Your post is just worthless lies and garbage. Get lost, you immoral murderer.

Peter Dorman said...

Sophist:

1. I don't see a connection to Johnson Controls. That decision essentially said that making a job safe only for workers who weren't pregnant (and female) was a form of discrimination.

2. Yes, masks should be of sufficient quality to get the job done. And there's a history in PPE orders where performance or materials are specified.

3. The evidence is not in yet regarding vaccination's effect on the viral transmission rate, but it appears to be minimally significant at best. Of course, even small reductions in R are desirable, especially if combined with other measures. But workers are also potentially exposed to clients and suppliers who may frequent their workplace, and the vaccine mandate was not extended to them. The deeper you dig, the clearer it is that OSHA was adopted as a hoped-for convenient vehicle for a general vaccine mandate, and no consideration was given to worker exposure in traditional OSH terms. And that's what the conservative majority said. Sometimes the right wingers are right.

Anonymous said...

So Osha has no role in protecting workers from covid in chicken processing plants there in the Shenandoah Valley...what happens if there was an even more deadly pandemic?

marcel proust said...

RE: So Osha has no role in protecting workers from covid in chicken processing plants there in the Shenandoah Valley...what happens if there was an even more deadly pandemic? (Anonymous@January 17, 2022 at 8:11 PM).

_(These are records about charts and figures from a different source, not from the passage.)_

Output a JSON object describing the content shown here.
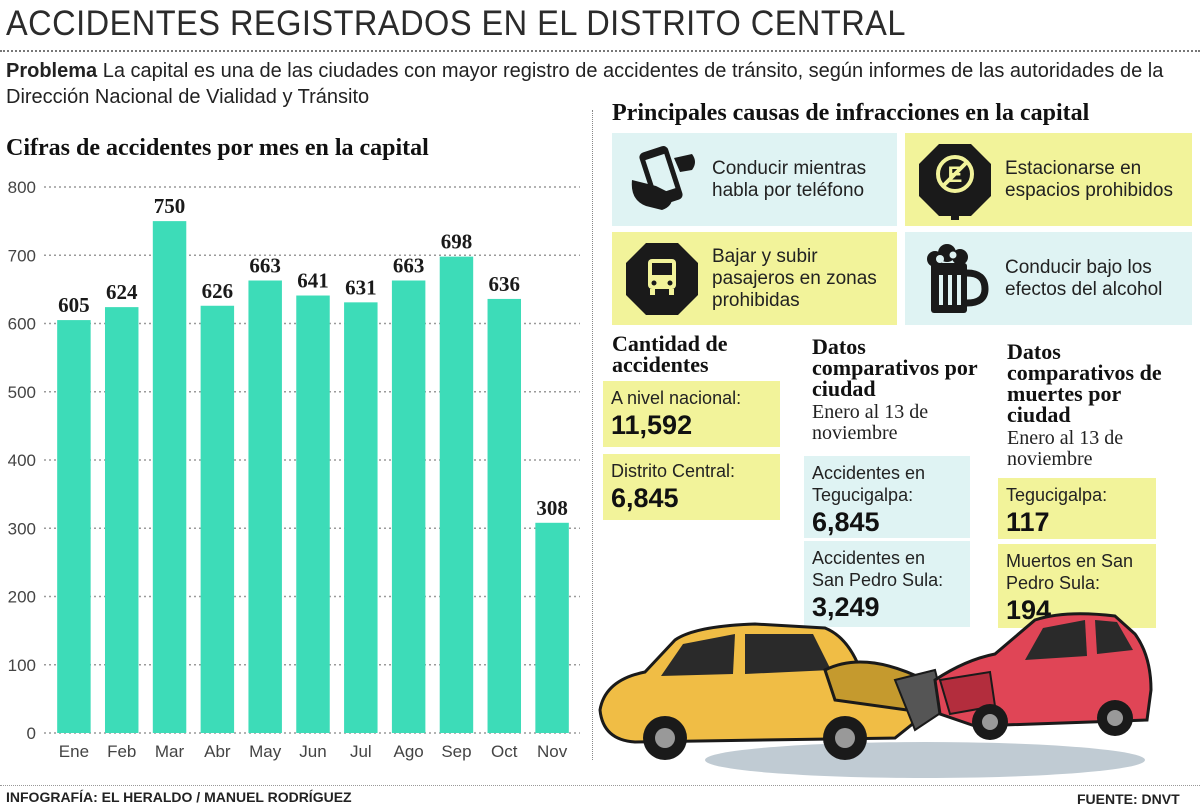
{
  "header": {
    "title": "ACCIDENTES REGISTRADOS EN EL DISTRITO CENTRAL",
    "problem_label": "Problema",
    "problem_text": " La capital es una de las ciudades con mayor registro de accidentes de tránsito, según informes de las autoridades de la Dirección Nacional de Vialidad y Tránsito"
  },
  "chart_data": {
    "type": "bar",
    "title": "Cifras de accidentes por mes en la capital",
    "categories": [
      "Ene",
      "Feb",
      "Mar",
      "Abr",
      "May",
      "Jun",
      "Jul",
      "Ago",
      "Sep",
      "Oct",
      "Nov"
    ],
    "values": [
      605,
      624,
      750,
      626,
      663,
      641,
      631,
      663,
      698,
      636,
      308
    ],
    "ylim": [
      0,
      800
    ],
    "yticks": [
      0,
      100,
      200,
      300,
      400,
      500,
      600,
      700,
      800
    ],
    "grid": true,
    "bar_color": "#3ddcb8"
  },
  "causes": {
    "title": "Principales causas de infracciones en la capital",
    "items": [
      {
        "text": "Conducir mientras habla por teléfono",
        "icon": "phone-hand-icon",
        "color": "#dff3f3"
      },
      {
        "text": "Estacionarse en espacios prohibidos",
        "icon": "no-parking-sign-icon",
        "color": "#f2f39a"
      },
      {
        "text": "Bajar y subir pasajeros en zonas prohibidas",
        "icon": "bus-sign-icon",
        "color": "#f2f39a"
      },
      {
        "text": "Conducir bajo los efectos del alcohol",
        "icon": "beer-mug-icon",
        "color": "#dff3f3"
      }
    ]
  },
  "accidents": {
    "title": "Cantidad de accidentes",
    "national_label": "A nivel nacional:",
    "national_value": "11,592",
    "central_label": "Distrito Central:",
    "central_value": "6,845"
  },
  "city_compare": {
    "title": "Datos comparativos por ciudad",
    "subtitle": "Enero al 13 de noviembre",
    "tegucigalpa_label": "Accidentes en Tegucigalpa:",
    "tegucigalpa_value": "6,845",
    "sps_label": "Accidentes en San Pedro Sula:",
    "sps_value": "3,249"
  },
  "deaths_compare": {
    "title": "Datos comparativos de muertes por ciudad",
    "subtitle": "Enero al 13 de noviembre",
    "tegucigalpa_label": "Tegucigalpa:",
    "tegucigalpa_value": "117",
    "sps_label": "Muertos en San Pedro Sula:",
    "sps_value": "194"
  },
  "footer": {
    "credit": "INFOGRAFÍA: EL HERALDO / MANUEL RODRÍGUEZ",
    "source": "FUENTE: DNVT"
  }
}
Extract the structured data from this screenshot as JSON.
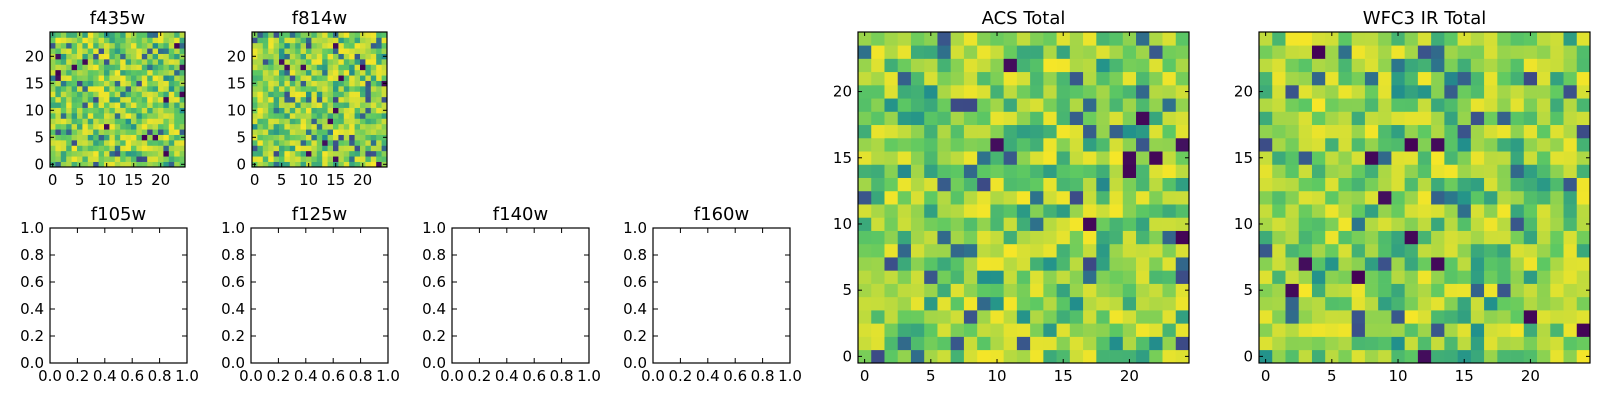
{
  "chart_data": {
    "type": "heatmap",
    "colormap": [
      "#440154",
      "#3b528b",
      "#21918c",
      "#5ec962",
      "#fde725"
    ],
    "panels": [
      {
        "title": "f435w",
        "kind": "image",
        "grid_size": 25,
        "x_ticks": [
          "0",
          "5",
          "10",
          "15",
          "20"
        ],
        "y_ticks": [
          "0",
          "5",
          "10",
          "15",
          "20"
        ],
        "seed": 11
      },
      {
        "title": "f814w",
        "kind": "image",
        "grid_size": 25,
        "x_ticks": [
          "0",
          "5",
          "10",
          "15",
          "20"
        ],
        "y_ticks": [
          "0",
          "5",
          "10",
          "15",
          "20"
        ],
        "seed": 23
      },
      {
        "title": "f105w",
        "kind": "empty",
        "xlim": [
          0,
          1
        ],
        "ylim": [
          0,
          1
        ],
        "x_ticks": [
          "0.0",
          "0.2",
          "0.4",
          "0.6",
          "0.8",
          "1.0"
        ],
        "y_ticks": [
          "0.0",
          "0.2",
          "0.4",
          "0.6",
          "0.8",
          "1.0"
        ]
      },
      {
        "title": "f125w",
        "kind": "empty",
        "xlim": [
          0,
          1
        ],
        "ylim": [
          0,
          1
        ],
        "x_ticks": [
          "0.0",
          "0.2",
          "0.4",
          "0.6",
          "0.8",
          "1.0"
        ],
        "y_ticks": [
          "0.0",
          "0.2",
          "0.4",
          "0.6",
          "0.8",
          "1.0"
        ]
      },
      {
        "title": "f140w",
        "kind": "empty",
        "xlim": [
          0,
          1
        ],
        "ylim": [
          0,
          1
        ],
        "x_ticks": [
          "0.0",
          "0.2",
          "0.4",
          "0.6",
          "0.8",
          "1.0"
        ],
        "y_ticks": [
          "0.0",
          "0.2",
          "0.4",
          "0.6",
          "0.8",
          "1.0"
        ]
      },
      {
        "title": "f160w",
        "kind": "empty",
        "xlim": [
          0,
          1
        ],
        "ylim": [
          0,
          1
        ],
        "x_ticks": [
          "0.0",
          "0.2",
          "0.4",
          "0.6",
          "0.8",
          "1.0"
        ],
        "y_ticks": [
          "0.0",
          "0.2",
          "0.4",
          "0.6",
          "0.8",
          "1.0"
        ]
      },
      {
        "title": "ACS Total",
        "kind": "image",
        "grid_size": 25,
        "x_ticks": [
          "0",
          "5",
          "10",
          "15",
          "20"
        ],
        "y_ticks": [
          "0",
          "5",
          "10",
          "15",
          "20"
        ],
        "seed": 37
      },
      {
        "title": "WFC3 IR Total",
        "kind": "image",
        "grid_size": 25,
        "x_ticks": [
          "0",
          "5",
          "10",
          "15",
          "20"
        ],
        "y_ticks": [
          "0",
          "5",
          "10",
          "15",
          "20"
        ],
        "seed": 53
      }
    ]
  }
}
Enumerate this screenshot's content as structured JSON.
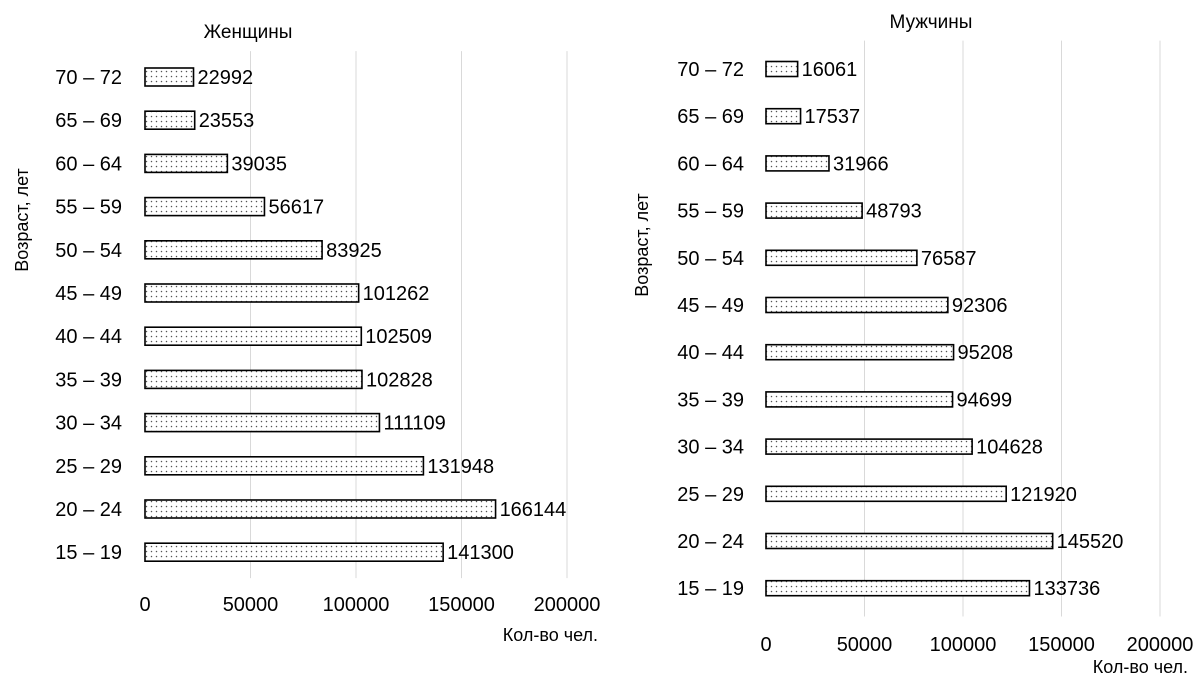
{
  "chart_data": [
    {
      "type": "bar",
      "orientation": "horizontal",
      "title": "Женщины",
      "xlabel": "Кол-во чел.",
      "ylabel": "Возраст, лет",
      "xlim": [
        0,
        200000
      ],
      "xticks": [
        "0",
        "50000",
        "100000",
        "150000",
        "200000"
      ],
      "grid": true,
      "categories": [
        "70 – 72",
        "65 – 69",
        "60 – 64",
        "55 – 59",
        "50 – 54",
        "45 – 49",
        "40 – 44",
        "35 – 39",
        "30 – 34",
        "25 – 29",
        "20 – 24",
        "15 – 19"
      ],
      "values": [
        22992,
        23553,
        39035,
        56617,
        83925,
        101262,
        102509,
        102828,
        111109,
        131948,
        166144,
        141300
      ]
    },
    {
      "type": "bar",
      "orientation": "horizontal",
      "title": "Мужчины",
      "xlabel": "Кол-во чел.",
      "ylabel": "Возраст, лет",
      "xlim": [
        0,
        200000
      ],
      "xticks": [
        "0",
        "50000",
        "100000",
        "150000",
        "200000"
      ],
      "grid": true,
      "categories": [
        "70 – 72",
        "65 – 69",
        "60 – 64",
        "55 – 59",
        "50 – 54",
        "45 – 49",
        "40 – 44",
        "35 – 39",
        "30 – 34",
        "25 – 29",
        "20 – 24",
        "15 – 19"
      ],
      "values": [
        16061,
        17537,
        31966,
        48793,
        76587,
        92306,
        95208,
        94699,
        104628,
        121920,
        145520,
        133736
      ]
    }
  ]
}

My understanding of the OP is that the reliance of OSHA's large employer vaccine mandate on the principal of protecting the health and safety of workers is purely a pretext; see paragraphs 3-5 of the OP, i.e., Why do I think the emergency Covid standard wasn’t primarily about workers? ... beyond the reach of the law.

The TL;DR restatement of these paragraphs is that were OSHA serious about protecting workers (as workers) from the incremental threat of the pandemic in the workplace, it would have mandated not only vaccines but a variety of other measures workplace safety. The incremental threat is presumably due to having to work in relatively close quarters with others and/or deal with the public.

Anonymous said...

vaccine mandates coincide...

[ This is a hideous, vile comment that should be removed. ]

Anonymous said...

vaccine mandates coincide...

[ Lying meant to harm; please remove this hideous comment. ]

Anonymous said...

Don't you wish you were in China so the CCP would remove the comment and kill the commenter for you?

Anonymous said...

vaccine mandates coincide with -------- experiments

[ This is a willfully destructive comment. Remarks in the comment are expressly meant to destroy others. Completely, willfully horrid. ]

kevin quinn said...

Peter: I agree that the administration saw this primarily as a way of increasing the vaccination rate generally. So? What alternatives were there consistent with a Senate that would never allow a straight-forward legislative remedy? It didn't work but was worth trying.